This year at the
Strata Conference in Santa Clara, CA it was very clear: The Battle of the SQL-on-Hadoop engines is underway. Many existing and new vendors presented their solutions at the exhibition and many sessions were dedicated to this topic.
As popular as NoSQL was a year ago, so popular is SQL-on-Hadoop today. Here are some of the many implementations: Apache Hive, CitusDB, Cloudera Impala, Concurrency Lingual, Hadapt, InfiniDB, JethroData, MammothDB, MapR Drill, MemSQL, Pivotal HawQ, Progress DataDirect, ScleraDB, Simba, and SpliceMachine.
Besides these implementations, we should also include all the data virtualization products that are designed to access all kinds of data sources including Hadoop and to integrate data from different data sources. Examples are Cirro, Cisco/Composite, Denodo, Informatica IDS, RedHat JBoss Data Virtualization, and Stonebond.

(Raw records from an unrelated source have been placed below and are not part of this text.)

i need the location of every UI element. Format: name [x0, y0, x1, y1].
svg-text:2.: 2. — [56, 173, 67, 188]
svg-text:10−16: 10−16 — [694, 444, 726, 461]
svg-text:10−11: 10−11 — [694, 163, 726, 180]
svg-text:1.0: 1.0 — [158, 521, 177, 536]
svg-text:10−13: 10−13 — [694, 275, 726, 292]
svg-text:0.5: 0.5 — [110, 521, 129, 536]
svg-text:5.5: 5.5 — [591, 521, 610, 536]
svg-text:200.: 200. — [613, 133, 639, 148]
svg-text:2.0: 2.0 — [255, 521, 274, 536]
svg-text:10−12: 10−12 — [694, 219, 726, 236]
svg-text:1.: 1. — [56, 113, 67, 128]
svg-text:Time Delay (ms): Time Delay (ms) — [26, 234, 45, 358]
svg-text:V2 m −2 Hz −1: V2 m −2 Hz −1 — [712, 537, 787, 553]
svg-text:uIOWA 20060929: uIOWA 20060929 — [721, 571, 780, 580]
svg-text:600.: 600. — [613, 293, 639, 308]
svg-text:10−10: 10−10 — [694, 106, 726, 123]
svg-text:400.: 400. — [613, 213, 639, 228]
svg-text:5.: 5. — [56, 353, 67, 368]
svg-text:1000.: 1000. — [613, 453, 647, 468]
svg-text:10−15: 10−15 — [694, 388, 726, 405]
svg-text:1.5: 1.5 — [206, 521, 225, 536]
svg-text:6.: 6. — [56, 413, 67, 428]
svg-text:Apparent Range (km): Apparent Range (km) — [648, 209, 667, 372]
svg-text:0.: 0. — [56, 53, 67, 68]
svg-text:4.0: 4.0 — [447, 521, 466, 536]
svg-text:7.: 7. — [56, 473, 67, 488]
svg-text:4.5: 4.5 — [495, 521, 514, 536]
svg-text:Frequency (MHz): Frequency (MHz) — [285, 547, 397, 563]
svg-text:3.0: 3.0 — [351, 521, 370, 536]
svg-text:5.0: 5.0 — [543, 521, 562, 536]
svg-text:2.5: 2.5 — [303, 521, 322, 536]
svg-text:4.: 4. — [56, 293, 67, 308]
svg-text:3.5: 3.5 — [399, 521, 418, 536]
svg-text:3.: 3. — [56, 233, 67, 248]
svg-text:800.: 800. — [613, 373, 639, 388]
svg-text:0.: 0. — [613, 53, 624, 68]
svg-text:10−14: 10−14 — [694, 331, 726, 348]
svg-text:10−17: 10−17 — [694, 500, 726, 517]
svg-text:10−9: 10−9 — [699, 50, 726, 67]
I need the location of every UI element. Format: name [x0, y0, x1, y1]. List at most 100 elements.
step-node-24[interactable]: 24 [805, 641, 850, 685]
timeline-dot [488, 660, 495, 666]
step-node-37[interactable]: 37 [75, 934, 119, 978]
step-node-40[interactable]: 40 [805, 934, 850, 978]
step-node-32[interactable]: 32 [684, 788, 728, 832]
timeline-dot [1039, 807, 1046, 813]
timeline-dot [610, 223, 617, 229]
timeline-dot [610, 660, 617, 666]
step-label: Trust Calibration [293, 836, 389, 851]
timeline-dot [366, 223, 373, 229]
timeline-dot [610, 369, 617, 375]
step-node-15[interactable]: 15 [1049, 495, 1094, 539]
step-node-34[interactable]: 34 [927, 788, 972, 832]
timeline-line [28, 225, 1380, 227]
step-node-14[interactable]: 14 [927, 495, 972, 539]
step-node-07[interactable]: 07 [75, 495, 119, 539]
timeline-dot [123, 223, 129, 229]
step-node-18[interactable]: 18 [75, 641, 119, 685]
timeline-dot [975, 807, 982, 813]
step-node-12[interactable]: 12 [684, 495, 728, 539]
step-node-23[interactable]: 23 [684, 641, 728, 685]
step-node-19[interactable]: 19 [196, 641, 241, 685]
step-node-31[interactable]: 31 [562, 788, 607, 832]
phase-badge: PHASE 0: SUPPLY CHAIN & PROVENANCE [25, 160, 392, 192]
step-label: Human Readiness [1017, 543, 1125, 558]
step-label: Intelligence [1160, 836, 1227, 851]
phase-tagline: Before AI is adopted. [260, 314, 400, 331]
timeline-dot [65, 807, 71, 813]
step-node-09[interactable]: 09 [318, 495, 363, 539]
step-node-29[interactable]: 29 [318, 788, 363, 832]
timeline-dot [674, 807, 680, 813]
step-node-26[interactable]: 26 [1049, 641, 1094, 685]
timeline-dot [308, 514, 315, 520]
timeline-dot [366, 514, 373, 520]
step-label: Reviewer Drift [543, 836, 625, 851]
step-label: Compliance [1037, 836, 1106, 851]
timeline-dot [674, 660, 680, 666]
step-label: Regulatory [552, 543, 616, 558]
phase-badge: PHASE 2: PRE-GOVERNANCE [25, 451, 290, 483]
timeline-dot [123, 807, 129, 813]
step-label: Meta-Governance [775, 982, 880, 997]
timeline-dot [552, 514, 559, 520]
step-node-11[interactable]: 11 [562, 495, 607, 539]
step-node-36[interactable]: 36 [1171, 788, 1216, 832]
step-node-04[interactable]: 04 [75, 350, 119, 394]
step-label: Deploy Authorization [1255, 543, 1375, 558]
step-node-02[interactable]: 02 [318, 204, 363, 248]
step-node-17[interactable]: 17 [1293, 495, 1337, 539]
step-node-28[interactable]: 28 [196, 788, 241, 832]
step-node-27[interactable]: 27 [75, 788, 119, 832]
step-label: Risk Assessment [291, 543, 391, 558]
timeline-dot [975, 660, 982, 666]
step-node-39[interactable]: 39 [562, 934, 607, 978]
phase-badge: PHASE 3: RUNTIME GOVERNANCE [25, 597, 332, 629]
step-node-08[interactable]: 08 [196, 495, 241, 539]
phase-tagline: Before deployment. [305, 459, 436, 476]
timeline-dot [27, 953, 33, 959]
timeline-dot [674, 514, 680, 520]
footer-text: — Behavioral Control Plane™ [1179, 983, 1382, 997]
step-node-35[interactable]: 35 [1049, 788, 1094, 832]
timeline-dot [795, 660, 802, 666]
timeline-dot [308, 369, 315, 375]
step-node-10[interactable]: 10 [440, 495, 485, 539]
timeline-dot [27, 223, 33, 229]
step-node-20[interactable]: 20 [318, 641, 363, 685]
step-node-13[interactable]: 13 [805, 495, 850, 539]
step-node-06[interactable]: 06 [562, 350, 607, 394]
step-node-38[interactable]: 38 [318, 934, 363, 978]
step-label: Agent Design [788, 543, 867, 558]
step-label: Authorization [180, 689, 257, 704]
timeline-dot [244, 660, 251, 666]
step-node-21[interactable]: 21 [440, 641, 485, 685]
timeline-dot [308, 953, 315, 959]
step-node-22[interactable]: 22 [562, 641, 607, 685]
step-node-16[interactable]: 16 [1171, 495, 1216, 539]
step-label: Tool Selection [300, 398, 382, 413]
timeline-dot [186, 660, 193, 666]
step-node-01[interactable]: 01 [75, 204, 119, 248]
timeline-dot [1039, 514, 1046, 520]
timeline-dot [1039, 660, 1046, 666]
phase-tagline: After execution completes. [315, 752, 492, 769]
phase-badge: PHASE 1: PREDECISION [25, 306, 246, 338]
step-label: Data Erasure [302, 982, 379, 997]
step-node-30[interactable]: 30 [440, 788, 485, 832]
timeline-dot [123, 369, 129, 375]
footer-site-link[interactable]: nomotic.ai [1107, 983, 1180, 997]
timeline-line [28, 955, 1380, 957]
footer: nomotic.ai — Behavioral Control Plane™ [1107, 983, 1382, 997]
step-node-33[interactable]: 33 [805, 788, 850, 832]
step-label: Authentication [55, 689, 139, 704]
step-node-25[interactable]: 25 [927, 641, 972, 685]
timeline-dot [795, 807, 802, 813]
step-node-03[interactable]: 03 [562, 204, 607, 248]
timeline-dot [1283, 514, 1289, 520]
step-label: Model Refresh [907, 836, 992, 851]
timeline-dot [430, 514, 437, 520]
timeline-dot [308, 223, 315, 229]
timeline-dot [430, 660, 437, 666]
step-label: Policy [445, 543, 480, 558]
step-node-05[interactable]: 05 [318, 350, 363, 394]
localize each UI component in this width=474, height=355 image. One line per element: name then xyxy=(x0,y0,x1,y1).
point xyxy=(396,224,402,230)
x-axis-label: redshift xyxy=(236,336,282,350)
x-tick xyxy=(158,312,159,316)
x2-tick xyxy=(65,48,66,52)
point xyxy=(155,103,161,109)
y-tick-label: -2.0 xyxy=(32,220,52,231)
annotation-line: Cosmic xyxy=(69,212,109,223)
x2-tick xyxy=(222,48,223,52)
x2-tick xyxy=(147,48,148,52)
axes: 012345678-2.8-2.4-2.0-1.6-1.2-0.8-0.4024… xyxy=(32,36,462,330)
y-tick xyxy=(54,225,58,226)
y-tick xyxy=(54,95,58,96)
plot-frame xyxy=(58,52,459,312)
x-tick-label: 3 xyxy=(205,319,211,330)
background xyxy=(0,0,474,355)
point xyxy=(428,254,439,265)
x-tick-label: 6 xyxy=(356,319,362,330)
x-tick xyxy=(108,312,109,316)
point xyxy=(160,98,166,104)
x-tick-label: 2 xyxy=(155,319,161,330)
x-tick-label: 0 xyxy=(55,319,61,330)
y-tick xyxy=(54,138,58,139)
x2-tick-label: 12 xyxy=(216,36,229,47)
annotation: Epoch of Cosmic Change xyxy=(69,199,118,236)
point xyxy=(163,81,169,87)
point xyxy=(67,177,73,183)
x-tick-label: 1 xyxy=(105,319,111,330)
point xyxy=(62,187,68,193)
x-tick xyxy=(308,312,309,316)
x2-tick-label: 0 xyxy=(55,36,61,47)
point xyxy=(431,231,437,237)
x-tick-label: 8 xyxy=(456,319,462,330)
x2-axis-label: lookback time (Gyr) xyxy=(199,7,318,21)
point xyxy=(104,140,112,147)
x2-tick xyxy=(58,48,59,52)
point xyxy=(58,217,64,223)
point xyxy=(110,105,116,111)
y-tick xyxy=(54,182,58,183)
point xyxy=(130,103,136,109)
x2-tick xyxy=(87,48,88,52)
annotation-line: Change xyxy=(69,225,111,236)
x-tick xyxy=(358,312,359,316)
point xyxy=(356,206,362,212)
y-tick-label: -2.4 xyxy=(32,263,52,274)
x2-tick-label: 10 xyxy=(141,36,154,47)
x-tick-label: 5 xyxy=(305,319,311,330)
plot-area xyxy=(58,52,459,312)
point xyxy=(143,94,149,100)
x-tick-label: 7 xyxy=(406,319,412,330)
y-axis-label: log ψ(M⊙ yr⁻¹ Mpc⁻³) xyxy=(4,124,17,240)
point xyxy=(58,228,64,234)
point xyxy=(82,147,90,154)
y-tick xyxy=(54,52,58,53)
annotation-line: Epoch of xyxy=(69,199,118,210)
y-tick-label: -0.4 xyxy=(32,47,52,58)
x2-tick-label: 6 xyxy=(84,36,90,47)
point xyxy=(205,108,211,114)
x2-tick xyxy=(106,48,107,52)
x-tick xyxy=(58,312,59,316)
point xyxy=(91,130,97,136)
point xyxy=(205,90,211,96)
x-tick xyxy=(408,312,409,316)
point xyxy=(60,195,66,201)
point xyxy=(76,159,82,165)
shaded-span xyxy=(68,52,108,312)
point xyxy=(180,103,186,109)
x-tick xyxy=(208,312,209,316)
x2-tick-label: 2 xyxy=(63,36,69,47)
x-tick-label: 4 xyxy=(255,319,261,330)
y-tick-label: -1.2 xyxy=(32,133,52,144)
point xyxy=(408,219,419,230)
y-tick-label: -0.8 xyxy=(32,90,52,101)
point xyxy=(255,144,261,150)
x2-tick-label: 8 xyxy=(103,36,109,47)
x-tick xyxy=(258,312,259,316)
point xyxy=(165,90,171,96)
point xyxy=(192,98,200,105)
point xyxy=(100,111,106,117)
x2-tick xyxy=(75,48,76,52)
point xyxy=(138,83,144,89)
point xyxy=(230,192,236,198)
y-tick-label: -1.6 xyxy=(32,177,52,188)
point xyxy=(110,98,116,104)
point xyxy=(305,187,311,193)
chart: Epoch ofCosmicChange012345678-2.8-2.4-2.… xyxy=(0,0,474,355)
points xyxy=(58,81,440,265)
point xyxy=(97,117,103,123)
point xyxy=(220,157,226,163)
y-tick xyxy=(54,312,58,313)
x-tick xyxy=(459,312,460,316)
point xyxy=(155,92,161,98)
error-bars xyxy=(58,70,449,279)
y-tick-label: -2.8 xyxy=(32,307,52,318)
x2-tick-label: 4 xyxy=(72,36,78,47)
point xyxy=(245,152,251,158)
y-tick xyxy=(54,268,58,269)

And, of course, we have a few SQL database servers that support polyglot persistence. This means that they can store their data in their own native SQL database or in Hahoop. Examples are EMC/Greenplum UAP, HP Vertica (on MapR), Microsoft Polybase, Actian Paraccell, and Teradata Aster database (SQL-H).
Most of these implementations are currently restricted to query the data stored in Hadoop, but some, such as SpliceMachine, support transactions on Hadoop. Most of them don't work with indexes, although JethroData does.
This attention for SQL-on-Hadoop makes a lot of sense. By making all the big data stored in HDFS available through a SQL interface makes it accessible for numerous reporting and analytical tools. It makes big data available for the masses. It's not only for the happy few anymore who are good at programming Java.
If you're interested in SQL-on-Hadoop, you have to study at least two technical aspects. First, how efficient are these engines when executing joins? Especially joining multiple big tables is a technological challenge. Second, running one query fast is relatively easy, but how well do these engines manage their workload if multiple queries with different characteristics have to be executed concurrently? In other words, how well does the engine manage the query workload? Can one resource-hungry query consume all the available resources, making all the other queries wait? So, don't be influenced too much by single-user benchmarks.
It's easy to predict that we will see many more of these SQL-on-Hadoop implementations entering this market. That the existing products will improve and become faster is evident. The big question is which of them will survive this battle? That not all of them will be commercially successful is evident, but for customers it's important that a selected product still exists after a few years. This is hard to predict today, because the market is still rapidly evolving. Let's see what the status is of this large group of products next year at Strata.